Quand la machine émeut

Carl Heinrich Graun, Opera Arias

Par Laurent Bury | ven 21 Avril 2017 | Imprimer

Un an et demi après son disque Haendel, Julia Lezhneva revient avec un nouveau récital, qui coïncide avec sa tournée de concerts, selon les règles désormais établies d’une promotion bien ordonnée.

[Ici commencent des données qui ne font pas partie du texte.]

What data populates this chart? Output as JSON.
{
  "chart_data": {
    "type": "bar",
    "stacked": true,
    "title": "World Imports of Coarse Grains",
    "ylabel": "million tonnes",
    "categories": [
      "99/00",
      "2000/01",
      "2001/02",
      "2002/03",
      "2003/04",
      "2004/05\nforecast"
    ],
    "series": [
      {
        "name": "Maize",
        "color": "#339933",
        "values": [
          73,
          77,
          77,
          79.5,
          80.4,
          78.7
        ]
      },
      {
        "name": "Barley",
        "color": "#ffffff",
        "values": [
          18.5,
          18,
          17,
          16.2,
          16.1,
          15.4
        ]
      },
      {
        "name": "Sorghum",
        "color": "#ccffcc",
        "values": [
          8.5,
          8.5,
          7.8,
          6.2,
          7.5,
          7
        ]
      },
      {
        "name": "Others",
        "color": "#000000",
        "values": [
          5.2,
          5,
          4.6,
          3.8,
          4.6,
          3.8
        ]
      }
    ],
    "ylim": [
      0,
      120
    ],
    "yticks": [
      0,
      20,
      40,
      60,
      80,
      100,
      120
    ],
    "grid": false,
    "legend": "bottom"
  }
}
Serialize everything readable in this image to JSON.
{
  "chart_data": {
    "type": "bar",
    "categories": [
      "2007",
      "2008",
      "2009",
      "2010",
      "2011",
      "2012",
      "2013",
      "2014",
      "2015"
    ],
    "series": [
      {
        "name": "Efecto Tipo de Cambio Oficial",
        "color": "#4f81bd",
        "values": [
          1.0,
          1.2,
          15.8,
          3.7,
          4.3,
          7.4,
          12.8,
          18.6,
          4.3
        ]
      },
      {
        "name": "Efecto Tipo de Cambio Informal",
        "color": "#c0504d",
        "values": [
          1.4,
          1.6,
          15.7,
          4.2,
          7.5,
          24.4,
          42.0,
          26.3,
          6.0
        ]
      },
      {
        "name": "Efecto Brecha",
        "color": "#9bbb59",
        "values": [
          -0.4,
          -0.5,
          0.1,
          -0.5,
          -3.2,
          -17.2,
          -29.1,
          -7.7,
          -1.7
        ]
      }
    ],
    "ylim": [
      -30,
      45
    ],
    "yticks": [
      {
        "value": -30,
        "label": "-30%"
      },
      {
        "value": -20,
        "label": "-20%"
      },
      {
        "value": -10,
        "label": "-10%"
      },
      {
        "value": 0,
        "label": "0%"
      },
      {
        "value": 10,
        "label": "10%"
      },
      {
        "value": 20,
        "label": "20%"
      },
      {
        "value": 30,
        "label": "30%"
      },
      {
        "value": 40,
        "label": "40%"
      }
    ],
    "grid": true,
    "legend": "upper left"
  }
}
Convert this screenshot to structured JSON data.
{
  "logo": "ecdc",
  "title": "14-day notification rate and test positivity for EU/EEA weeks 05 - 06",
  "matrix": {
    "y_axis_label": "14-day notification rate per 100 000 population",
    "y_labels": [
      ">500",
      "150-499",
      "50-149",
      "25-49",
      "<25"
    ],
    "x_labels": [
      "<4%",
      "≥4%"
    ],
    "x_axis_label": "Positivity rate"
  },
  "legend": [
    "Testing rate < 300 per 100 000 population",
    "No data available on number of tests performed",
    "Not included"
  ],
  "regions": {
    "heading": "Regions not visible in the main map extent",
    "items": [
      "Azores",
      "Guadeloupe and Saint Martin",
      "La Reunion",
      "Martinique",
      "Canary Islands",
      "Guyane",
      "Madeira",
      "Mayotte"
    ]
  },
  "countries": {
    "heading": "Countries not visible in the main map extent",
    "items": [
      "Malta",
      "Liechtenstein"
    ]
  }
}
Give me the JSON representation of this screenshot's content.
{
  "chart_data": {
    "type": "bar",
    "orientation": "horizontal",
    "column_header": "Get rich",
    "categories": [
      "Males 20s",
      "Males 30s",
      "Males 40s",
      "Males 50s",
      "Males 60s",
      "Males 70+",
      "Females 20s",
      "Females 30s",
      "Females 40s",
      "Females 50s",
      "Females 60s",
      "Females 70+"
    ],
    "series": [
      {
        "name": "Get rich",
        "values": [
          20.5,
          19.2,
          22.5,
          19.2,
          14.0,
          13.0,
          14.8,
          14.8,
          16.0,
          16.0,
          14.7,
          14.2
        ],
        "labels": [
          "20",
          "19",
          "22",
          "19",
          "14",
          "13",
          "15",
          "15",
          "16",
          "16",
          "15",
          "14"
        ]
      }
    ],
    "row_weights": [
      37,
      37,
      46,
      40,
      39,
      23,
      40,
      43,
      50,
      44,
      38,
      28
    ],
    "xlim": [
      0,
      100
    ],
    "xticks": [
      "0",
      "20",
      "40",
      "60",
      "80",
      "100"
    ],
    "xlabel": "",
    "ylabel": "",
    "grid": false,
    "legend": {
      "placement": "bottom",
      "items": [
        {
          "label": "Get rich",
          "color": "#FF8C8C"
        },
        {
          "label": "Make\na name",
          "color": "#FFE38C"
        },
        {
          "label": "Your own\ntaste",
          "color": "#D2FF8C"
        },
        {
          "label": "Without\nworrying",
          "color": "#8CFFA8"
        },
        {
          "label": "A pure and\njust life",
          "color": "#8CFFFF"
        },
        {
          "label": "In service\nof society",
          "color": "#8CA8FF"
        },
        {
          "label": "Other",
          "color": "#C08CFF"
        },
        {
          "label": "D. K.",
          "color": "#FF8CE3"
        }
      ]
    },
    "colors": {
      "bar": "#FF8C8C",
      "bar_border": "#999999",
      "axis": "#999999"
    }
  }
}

Quoi de neuf ? Le programme d’abord, qui s’éloigne un peu plus des sentiers battus, au point d'offrir onze premières mondiales au disque (sur douze plages), en se consacrant exclusivement à Carl Heinrich Graun (1704-1759). De la production vocale du maître de chapelle de Frédéric II de Prusse, le disque avait jusqu’ici surtout retenu le versant sacré. Certes, son Montezuma de 1755 suscite l’intérêt depuis un demi-siècle, puisque dès 1967, Decca en publiait des extraits dirigés par Richard Bonynge, avec Joan Sutherland entre autres chanteurs, et qu’il a existé plusieurs intégrales de cet opéra en CD, et même un DVD d’une production déjà ancienne. Certes, René Jacobs en a jadis gravé le Cleopatra e Cesare. Certes, quelques chanteurs avaient inclus des airs tirés de ses tragédies lyriques dans leurs récitals (mesdames Bartoli, Hallenberg, Lemieux, messieurs Jaroussky ou Kowalski...). Alors qu’on a vu revenir Hasse, avec qui il partagea les faveurs du public berlinois pendant vingt ans, Graun n’a pas encore sérieusement convaincu les musiciens et les mélomanes de l’opportunité d’une résurrection de ses œuvres scéniques. Sur les 28 opéras composés entre 1726 et 1756, le disque balaye surtout la deuxième moitié de sa carrière, de Rodelinda (1741) à Silla (1753). Sujets antiques, livrets de Métastase, Graun ne pratiquait pas autrement que ses plus illustres contemporains, mais là où il n’atteint pas au génie des plus grands, c’est que ses opéras sérias offrent surtout aux interprètes des pages ultra-virtuoses sans forcément communiquer une émotion intense.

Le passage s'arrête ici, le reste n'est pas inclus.